IEEE mourns the loss of the following members

7 May 2008

Michael J. Barnsley

Pro-vice-chancellor

Member, 48; died 6 December

Michael J. Barnsley was pro-vice-chancellor of Swansea University, England.

He joined the school in 1995 as research professor of geography and remote sensing. He became head of the university’s geography department in 2002 and also served as director of its Climate and Land-Surface Systems Interaction Center. He was appointed head of the university’s School of the Environment and Society in 2005. He died of skin cancer shortly after being promoted to pro-vice-chancellor last year.

He began his career in 1984 as a lecturer on remote sensing and geographic information systems at London’s Birkbeck College and at the University of London. In 1989 he became director of the University of London’s Remote Sensing Unit.

Barnsley studied remote sensing and the bidirectional reflectance distribution function, which describes how the apparent reflectance of a surface varies according to the angles at which it is illuminated by the sun and viewed by a sensor. He developed an instrument for measuring hyperspectral multiangular information from space for the British National Space Center and the European Space Agency’s compact high-resolution imaging spectrometer, which is used on board the Proba satellite, launched by the European Space Agency in 2001.

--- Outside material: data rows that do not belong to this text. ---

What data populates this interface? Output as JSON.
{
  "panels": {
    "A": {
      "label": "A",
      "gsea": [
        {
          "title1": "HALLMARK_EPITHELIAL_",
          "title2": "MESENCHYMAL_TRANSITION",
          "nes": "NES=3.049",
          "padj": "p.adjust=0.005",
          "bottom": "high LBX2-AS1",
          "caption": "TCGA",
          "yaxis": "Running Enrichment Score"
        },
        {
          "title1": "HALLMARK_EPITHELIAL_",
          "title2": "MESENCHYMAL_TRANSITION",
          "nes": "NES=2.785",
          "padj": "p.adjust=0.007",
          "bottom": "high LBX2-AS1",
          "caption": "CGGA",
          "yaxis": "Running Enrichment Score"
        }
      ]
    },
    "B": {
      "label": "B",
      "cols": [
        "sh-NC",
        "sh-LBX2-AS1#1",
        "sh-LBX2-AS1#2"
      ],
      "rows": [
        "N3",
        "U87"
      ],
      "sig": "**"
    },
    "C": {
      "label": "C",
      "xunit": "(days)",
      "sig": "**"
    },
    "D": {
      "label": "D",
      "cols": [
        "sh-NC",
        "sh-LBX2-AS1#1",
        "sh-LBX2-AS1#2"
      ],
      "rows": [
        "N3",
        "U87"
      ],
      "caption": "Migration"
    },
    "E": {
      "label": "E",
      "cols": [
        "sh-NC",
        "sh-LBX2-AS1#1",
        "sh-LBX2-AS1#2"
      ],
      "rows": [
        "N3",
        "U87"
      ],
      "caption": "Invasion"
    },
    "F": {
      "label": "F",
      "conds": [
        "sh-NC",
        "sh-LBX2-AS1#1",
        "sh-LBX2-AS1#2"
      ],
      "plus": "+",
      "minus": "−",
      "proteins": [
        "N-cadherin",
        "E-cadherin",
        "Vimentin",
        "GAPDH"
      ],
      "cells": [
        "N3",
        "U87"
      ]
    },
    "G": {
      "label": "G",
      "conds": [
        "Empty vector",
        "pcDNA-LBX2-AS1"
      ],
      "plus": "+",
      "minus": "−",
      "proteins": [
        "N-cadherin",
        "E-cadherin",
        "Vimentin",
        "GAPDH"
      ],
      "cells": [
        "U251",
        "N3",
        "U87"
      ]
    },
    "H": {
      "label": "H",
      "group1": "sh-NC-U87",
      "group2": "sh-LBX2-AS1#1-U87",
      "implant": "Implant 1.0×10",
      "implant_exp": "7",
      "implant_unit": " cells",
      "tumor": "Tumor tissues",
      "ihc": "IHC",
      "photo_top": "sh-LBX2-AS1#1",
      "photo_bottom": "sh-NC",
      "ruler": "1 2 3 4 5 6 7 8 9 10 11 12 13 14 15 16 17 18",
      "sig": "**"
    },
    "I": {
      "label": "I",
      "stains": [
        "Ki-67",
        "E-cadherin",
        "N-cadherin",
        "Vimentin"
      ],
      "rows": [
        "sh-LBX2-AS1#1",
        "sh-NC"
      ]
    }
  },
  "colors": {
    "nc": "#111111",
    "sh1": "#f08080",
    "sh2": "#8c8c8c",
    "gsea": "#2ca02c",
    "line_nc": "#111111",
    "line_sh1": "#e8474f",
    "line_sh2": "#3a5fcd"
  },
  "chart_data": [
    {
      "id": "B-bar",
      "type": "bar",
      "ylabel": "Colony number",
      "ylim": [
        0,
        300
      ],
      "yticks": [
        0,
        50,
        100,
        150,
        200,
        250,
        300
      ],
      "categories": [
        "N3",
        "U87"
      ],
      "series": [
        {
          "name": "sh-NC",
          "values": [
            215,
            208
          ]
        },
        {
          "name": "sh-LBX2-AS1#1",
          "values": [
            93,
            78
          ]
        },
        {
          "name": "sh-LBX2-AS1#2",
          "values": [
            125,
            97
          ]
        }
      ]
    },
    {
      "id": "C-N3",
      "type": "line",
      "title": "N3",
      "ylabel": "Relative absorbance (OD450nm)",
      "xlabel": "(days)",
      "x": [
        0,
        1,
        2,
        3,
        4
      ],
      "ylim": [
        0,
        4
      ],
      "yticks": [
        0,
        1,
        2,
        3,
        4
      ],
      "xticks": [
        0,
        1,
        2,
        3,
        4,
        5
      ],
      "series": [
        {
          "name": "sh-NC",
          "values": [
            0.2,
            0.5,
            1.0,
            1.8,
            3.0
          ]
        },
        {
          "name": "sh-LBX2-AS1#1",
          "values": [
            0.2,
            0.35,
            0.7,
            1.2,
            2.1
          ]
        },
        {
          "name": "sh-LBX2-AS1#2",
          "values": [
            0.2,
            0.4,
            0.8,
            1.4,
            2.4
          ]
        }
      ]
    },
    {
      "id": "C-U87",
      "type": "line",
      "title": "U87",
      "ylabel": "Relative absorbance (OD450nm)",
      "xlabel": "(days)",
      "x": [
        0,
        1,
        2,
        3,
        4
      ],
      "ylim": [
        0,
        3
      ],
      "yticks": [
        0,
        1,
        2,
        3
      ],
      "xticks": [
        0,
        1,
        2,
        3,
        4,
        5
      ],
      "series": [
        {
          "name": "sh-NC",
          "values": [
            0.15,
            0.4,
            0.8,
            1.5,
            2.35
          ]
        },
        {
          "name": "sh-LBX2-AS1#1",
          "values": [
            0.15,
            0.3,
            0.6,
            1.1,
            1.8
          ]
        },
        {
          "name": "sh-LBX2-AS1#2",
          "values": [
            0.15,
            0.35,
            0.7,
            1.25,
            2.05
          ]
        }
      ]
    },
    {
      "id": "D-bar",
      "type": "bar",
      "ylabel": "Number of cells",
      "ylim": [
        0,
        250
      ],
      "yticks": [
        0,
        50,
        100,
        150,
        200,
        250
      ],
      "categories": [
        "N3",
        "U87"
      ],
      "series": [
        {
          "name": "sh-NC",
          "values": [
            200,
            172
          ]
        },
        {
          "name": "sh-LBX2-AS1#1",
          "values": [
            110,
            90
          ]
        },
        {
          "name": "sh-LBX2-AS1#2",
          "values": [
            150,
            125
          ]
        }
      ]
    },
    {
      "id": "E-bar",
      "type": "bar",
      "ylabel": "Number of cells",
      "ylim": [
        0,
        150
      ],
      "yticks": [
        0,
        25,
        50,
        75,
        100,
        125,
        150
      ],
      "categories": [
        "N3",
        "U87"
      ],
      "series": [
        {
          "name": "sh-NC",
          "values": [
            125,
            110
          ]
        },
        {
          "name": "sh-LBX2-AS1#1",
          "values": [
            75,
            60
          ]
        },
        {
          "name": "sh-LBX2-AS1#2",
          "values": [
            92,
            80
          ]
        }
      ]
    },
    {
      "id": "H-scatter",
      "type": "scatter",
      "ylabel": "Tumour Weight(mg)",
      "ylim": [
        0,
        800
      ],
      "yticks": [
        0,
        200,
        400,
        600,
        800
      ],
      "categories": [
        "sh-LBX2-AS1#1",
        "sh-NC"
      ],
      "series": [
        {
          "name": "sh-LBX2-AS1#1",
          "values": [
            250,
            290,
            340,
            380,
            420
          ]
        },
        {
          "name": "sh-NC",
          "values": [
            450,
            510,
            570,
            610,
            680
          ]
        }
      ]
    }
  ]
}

He was also on the editorial boards of two journals, Canadian Journal of Remote Sensing and IEEE Transactions on Geoscience and Remote Sensing.

He earned a bachelor’s degree in human and physical geography and a Ph.D. from the University of Reading, in Berkshire, England, in 1982 and 1986.

 

Joseph L. N. Violette

Electromagnetic compatibility engineer

Life Member, 75; died 2 January

Joseph L. “Norm” Violette was an engineering consultant for the U.S. Air Force.

He joined the Air Force in the late 1950s and achieved the rank of lieutenant colonel before retiring in 1977. Afterward, he continued to consult for the service.

In 1986 he designed the lightning protection system for the Statue of Liberty, which was added during its restoration.

Violette was a member of the IEEE Electromagnetic Compatibility Society for 50 years and was a speaker in its Distinguished Lecturer program. The society awarded him with its 2004 Richard R. Stoddart Award for Outstanding Peformance.

He received a bachelor’s degree in electrical engineering from Rensselaer Polytechnic Institute in Troy, N.Y. He went on to receive a Ph.D. in electrical engineering in 1971 from North Carolina State University, in Raleigh. He also earned a master’s in business administration in 1972 from Auburn University, Alabama.

 

J. Francis Reintjes

Professor emeritus

Life Fellow, 96; died 21 February

J. Francis “Frank” Reintjes was professor emeritus at MIT, where he taught electrical engineering and computer science.

He began his career with General Motors in Lockport, N.Y., before joining Manhattan College in New York City to teach electrical engineering. He left there in 1943 to be a researcher at MIT’s radar school, where he was also a professor of electrical engineering and computer science. He became director of the school’s Servo Lab, now known as the Laboratory for Information and Decision Systems, in 1953. There he researched radar and electronics, information storage and retrieval, and computer communications. In the 1950s, he and IEEE Member Douglas T. Ross developed an automatic programming system for numerical control in two dimensions, which was applied to automatically programmed tools. He retired in 1978 but visited the laboratory and the EECS department weekly until shortly before his death.

Reintjes earned bachelor’s and master’s degrees in electrical engineering from Rensselaer Polytechnic Institute, in 1933 and 1934.